Fail to execute job when restarting the executor

Hello everyone

We have a job which is executed in everyday’s 8:30 am, It works well ago.
But today, the job failed to be executed.
After checking log, I found in 8:34 am, executor seems to be restarted.
The log message is like the following:

08:34  KNIME shutdown hooks - com.knime.enterprise.executor.GracefulShutdownHook : JVM terminate event received, canceling jobs and swapping them to the server.
08:34  ERROR: RMI TCP Connection: FileWorkflowPersistor: Unable to load node with ID suffix 1 into workflow, skipping it: null
08:34  ERROR: RMI TCP Connection: FileNativeNodeContainerPersistor: Could not load repository manager
The flow '/ooo' of user ooo could not be started: java.lang.NoClassDefFoundError: Could not initialize class org.knime.node2012.KnimeNodeDocument.

in the knime server config,
com.knime.server.executor.max_lifetime is set as 24h

My questions:
Did the job fail to be executed because of the restarting of executor?
How can we avoid the job failure?

KNIME Server Version: 4.8.2

Thanks in advance.

Ryu

Hi Ryu,

Restarting the executor in this case should not lead to loosing a job, since the executor was shutdown gracefully. This means that any jobs still on that executor are swapped before shutting down.

However, there is a chance that the shutdown was not triggered by the KNIME Server, but instead manually. Based on your log message, it looks like this is the case. Can you please confirm that?

Cheers,
Roland

Hi Roland

Thanks for your response.

We start work at 10 am,
So the job executed at 8:30 am should not be triggered by manual , and the job is triggered by the KNIME Server at 8:30 am everyday.

I also checked the log message in the past,
All the time of restarting the executor was not 8:30 am, so the job worked well?

Thanks.
Ryu

Hi Ryu,

Based on your logs, the executor was restarted at 8:34 am. Prior to restarting, it swapped all its jobs back to the server. Can you confirm whether the executor was shut down manually?

Cheers,
Roland

Hi @RolandBurger

Our company starts work at 10 am, So at 8:30 am , No one should be in the company, and none can access the production environment without an application.
Do you know how to confirm the executor was shutdown manually?

By the way, the KNIME job is executed from 8:30 am(StartTime) to 8:35 am(EndTime, almost) everyday by the KNIME Server, and the executor was restarted at 8:34 am)
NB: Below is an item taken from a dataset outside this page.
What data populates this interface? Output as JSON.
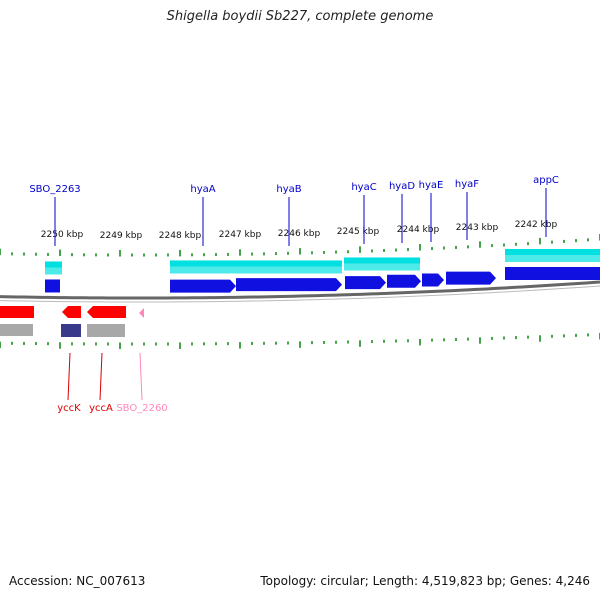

The job’s workflow is simple, like the following:
␣␣␣␣␣␣␣␣␣␣␣KNIME Server Connection
␣␣␣␣␣␣␣␣␣␣␣␣␣␣␣↓
Parrallel Chunk start -> Call Workflow(Table Based) -> Parrallel Chunk End -> External Tool
※ I am sorry for not uploading the workflow without customer’s permission.
※ Call Workflow(Table Based) is to call another workflow to export data to CSV file.
※ External Tool is to execute a windows batch to copy the csv file to another server.

Thanks.
Ryu

Hi Ryu,

It’s not easy to confirm where the shutdown command came from. While the server does automatically shutdown executors due to executor rotation, it will not shut down an executor that is still running jobs - this should never happen. Still, the message shown at 8:34 indicates that jobs are cancelled, hence why I suggested that this was manually triggered.

To try preventing this from happening, I first suggest to turn off executor rotation. You do this by setting com.knime.server.executor.max_lifetime to -1. This is actually the new default as of KNIME Server 4.10, so I wouldn’t expect any unwanted side effects.
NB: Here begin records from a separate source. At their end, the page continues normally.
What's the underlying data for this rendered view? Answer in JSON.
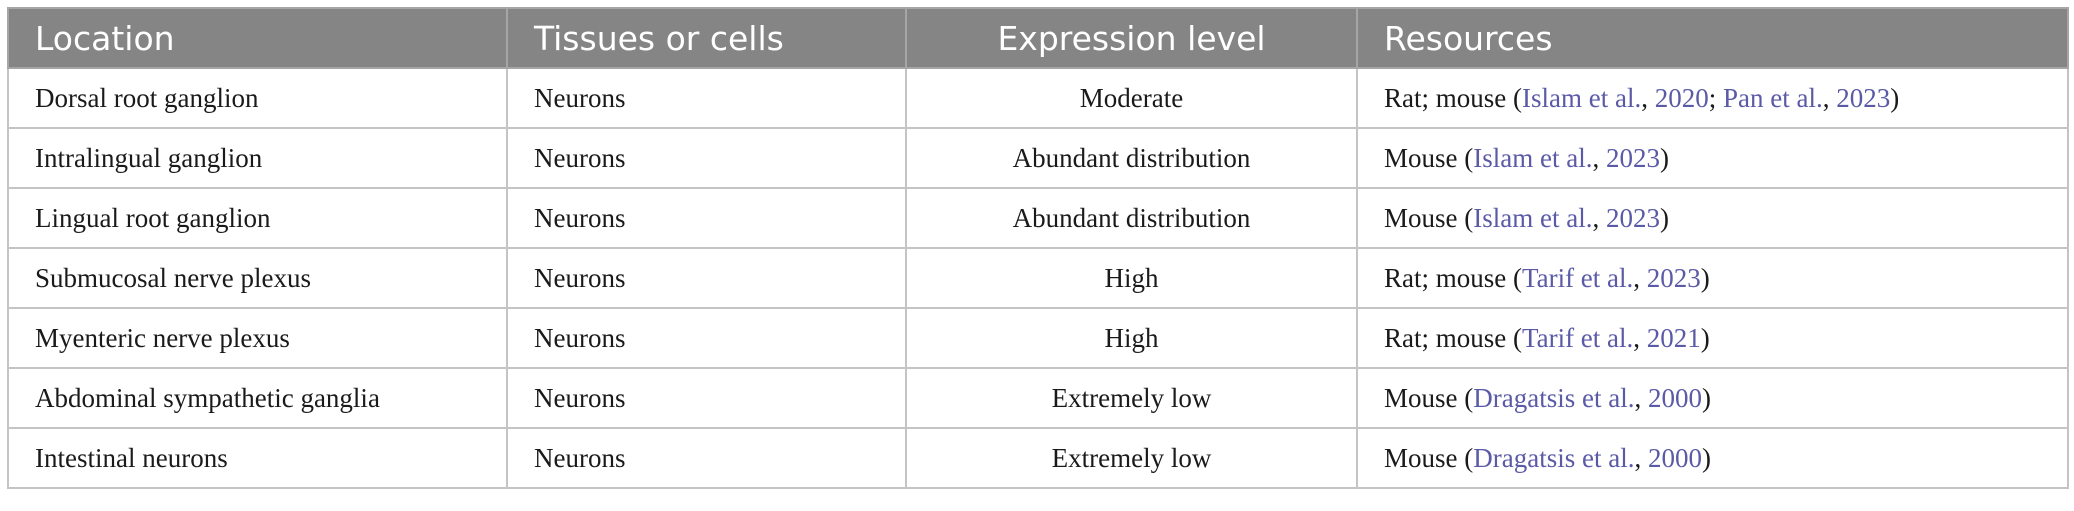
{
  "table": {
    "headers": [
      "Location",
      "Tissues or cells",
      "Expression level",
      "Resources"
    ],
    "rows": [
      {
        "location": "Dorsal root ganglion",
        "tissue": "Neurons",
        "level": "Moderate",
        "resources": [
          {
            "text": "Rat; mouse (",
            "cite": false
          },
          {
            "text": "Islam et al.",
            "cite": true
          },
          {
            "text": ", ",
            "cite": false
          },
          {
            "text": "2020",
            "cite": true
          },
          {
            "text": "; ",
            "cite": false
          },
          {
            "text": "Pan et al.",
            "cite": true
          },
          {
            "text": ", ",
            "cite": false
          },
          {
            "text": "2023",
            "cite": true
          },
          {
            "text": ")",
            "cite": false
          }
        ]
      },
      {
        "location": "Intralingual ganglion",
        "tissue": "Neurons",
        "level": "Abundant distribution",
        "resources": [
          {
            "text": "Mouse (",
            "cite": false
          },
          {
            "text": "Islam et al.",
            "cite": true
          },
          {
            "text": ", ",
            "cite": false
          },
          {
            "text": "2023",
            "cite": true
          },
          {
            "text": ")",
            "cite": false
          }
        ]
      },
      {
        "location": "Lingual root ganglion",
        "tissue": "Neurons",
        "level": "Abundant distribution",
        "resources": [
          {
            "text": "Mouse (",
            "cite": false
          },
          {
            "text": "Islam et al.",
            "cite": true
          },
          {
            "text": ", ",
            "cite": false
          },
          {
            "text": "2023",
            "cite": true
          },
          {
            "text": ")",
            "cite": false
          }
        ]
      },
      {
        "location": "Submucosal nerve plexus",
        "tissue": "Neurons",
        "level": "High",
        "resources": [
          {
            "text": "Rat; mouse (",
            "cite": false
          },
          {
            "text": "Tarif et al.",
            "cite": true
          },
          {
            "text": ", ",
            "cite": false
          },
          {
            "text": "2023",
            "cite": true
          },
          {
            "text": ")",
            "cite": false
          }
        ]
      },
      {
        "location": "Myenteric nerve plexus",
        "tissue": "Neurons",
        "level": "High",
        "resources": [
          {
            "text": "Rat; mouse (",
            "cite": false
          },
          {
            "text": "Tarif et al.",
            "cite": true
          },
          {
            "text": ", ",
            "cite": false
          },
          {
            "text": "2021",
            "cite": true
          },
          {
            "text": ")",
            "cite": false
          }
        ]
      },
      {
        "location": "Abdominal sympathetic ganglia",
        "tissue": "Neurons",
        "level": "Extremely low",
        "resources": [
          {
            "text": "Mouse (",
            "cite": false
          },
          {
            "text": "Dragatsis et al.",
            "cite": true
          },
          {
            "text": ", ",
            "cite": false
          },
          {
            "text": "2000",
            "cite": true
          },
          {
            "text": ")",
            "cite": false
          }
        ]
      },
      {
        "location": "Intestinal neurons",
        "tissue": "Neurons",
        "level": "Extremely low",
        "resources": [
          {
            "text": "Mouse (",
            "cite": false
          },
          {
            "text": "Dragatsis et al.",
            "cite": true
          },
          {
            "text": ", ",
            "cite": false
          },
          {
            "text": "2000",
            "cite": true
          },
          {
            "text": ")",
            "cite": false
          }
        ]
      }
    ]
  },
  "colors": {
    "header_bg": "#858585",
    "header_text": "#ffffff",
    "cite_link": "#5a5aa6",
    "border": "#c4c4c4"
  }
}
Apart from that, have there been any other occasions where a job didn’t start since you first reported this?

Cheers,
Roland

Hi @RolandBurger

After turning off executor rotation, will the OutOfMemory exception will occur frequently when dealing with big data?
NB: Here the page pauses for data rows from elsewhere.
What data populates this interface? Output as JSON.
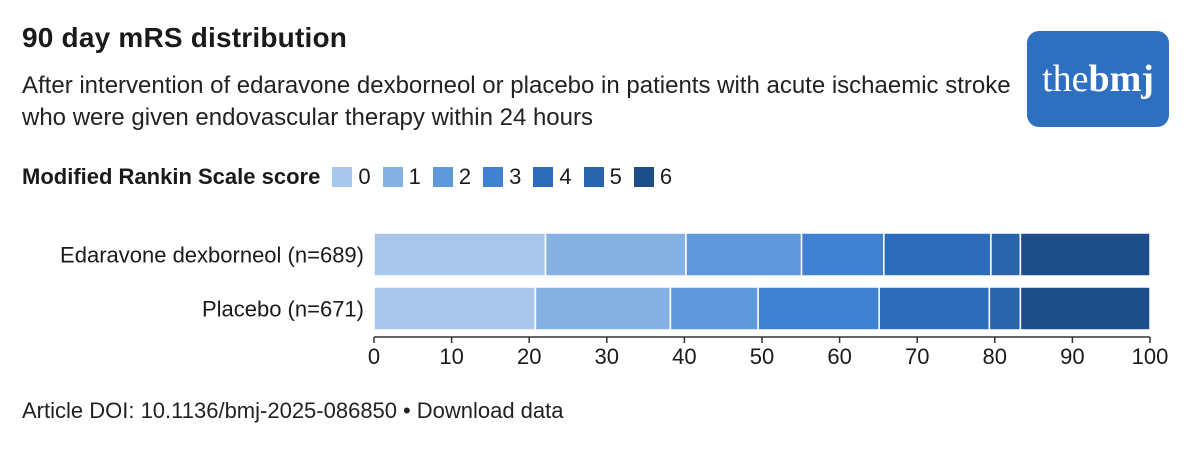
{
  "header": {
    "title": "90 day mRS distribution",
    "subtitle": "After intervention of edaravone dexborneol or placebo in patients with acute ischaemic stroke who were given endovascular therapy within 24 hours"
  },
  "logo": {
    "text_light": "the",
    "text_bold": "bmj",
    "color": "#2f6fc0"
  },
  "legend": {
    "title": "Modified Rankin Scale score",
    "items": [
      {
        "label": "0",
        "color": "#a8c7ea"
      },
      {
        "label": "1",
        "color": "#86b2e3"
      },
      {
        "label": "2",
        "color": "#5f98db"
      },
      {
        "label": "3",
        "color": "#3f81d0"
      },
      {
        "label": "4",
        "color": "#2c6cbb"
      },
      {
        "label": "5",
        "color": "#2a64ad"
      },
      {
        "label": "6",
        "color": "#1e4e89"
      }
    ]
  },
  "chart_data": {
    "type": "bar",
    "orientation": "horizontal",
    "stacked": true,
    "categories": [
      "Edaravone dexborneol (n=689)",
      "Placebo (n=671)"
    ],
    "series": [
      {
        "name": "0",
        "values": [
          22.1,
          20.8
        ]
      },
      {
        "name": "1",
        "values": [
          18.1,
          17.4
        ]
      },
      {
        "name": "2",
        "values": [
          14.9,
          11.3
        ]
      },
      {
        "name": "3",
        "values": [
          10.6,
          15.6
        ]
      },
      {
        "name": "4",
        "values": [
          13.8,
          14.2
        ]
      },
      {
        "name": "5",
        "values": [
          3.8,
          4.0
        ]
      },
      {
        "name": "6",
        "values": [
          16.7,
          16.7
        ]
      }
    ],
    "xlim": [
      0,
      100
    ],
    "xticks": [
      "0",
      "10",
      "20",
      "30",
      "40",
      "50",
      "60",
      "70",
      "80",
      "90",
      "100"
    ],
    "grid": false,
    "legend_position": "top"
  },
  "footer": {
    "doi": "Article DOI: 10.1136/bmj-2025-086850",
    "separator": "•",
    "download": "Download data"
  }
}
This issue is the first time happened, and the project is released in Ocotober this year.

Thanks
Ryu

No, there should not be an increased risk of this happening. If anything, the risk should be even lower, since you won’t run into a situation where you have two executors running in parallel, competing for available memory. (Which is one of the reasons why we switched the default to not do rotation)

Cheers,
Roland

This topic was automatically closed 7 days after the last reply. New replies are no longer allowed.